Chip/Package Interactions on advanced Flip-Chip packages: Mechanical Investigations on Copper pillar bumping

New customer demands for improved performance of ICs constantly require development of novel assembly processes. Hence, following the introduction of copper pillar bump, some Chip-package compatibility concerns are observed while processing, such as reflow or thermal cycles. In this paper, the mechanical behavior of the copper pillar is particularly studied. The effectiveness of a repassivation layer, namely polyimide (PI), to lower the stress within pad structure is assessed experimentally thanks to dedicated test vehicles. Results show that the polyimide introduction is not always relevant since it induceds the lowest yield. The typical observed failure modes are described.
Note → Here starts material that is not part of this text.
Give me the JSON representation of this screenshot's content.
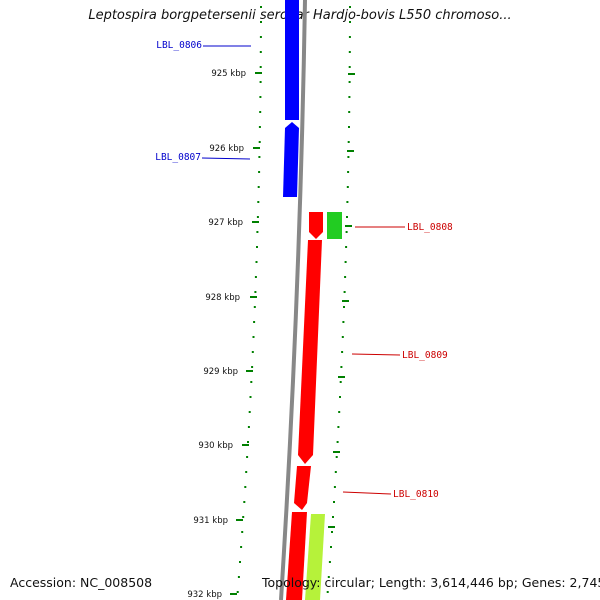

In order to get a better understanding of the involved mechanisms, Finite Element simulations are performed. Numerical results show that the Copper/Aluminum interface is one of the main criteria to assess the stress field within the pad. By introducing the polyimide layer, the copper pillar section is reduced and then, leads to higher stress concentration within the pad structure. Then, the effect of the polyimide is compared for two bump configurations: solder and copper pillar. It is shown that in case of solder bump, the repassivation layer is much more stressed and allows to limit the stress within the interconnect stack compared to the unpassivated configuration. Distinct behavior is then observed between solder and copper pillar bumps concerning the PI implementation. At last, the effect of fine pitch bumping is investigated and any interactions are found for the considered values. Thanks to these investigations, differences between solder bump and copper pillar bumps are shown and the needs of dedicated developments for copper pillar bump integration are thus underlined.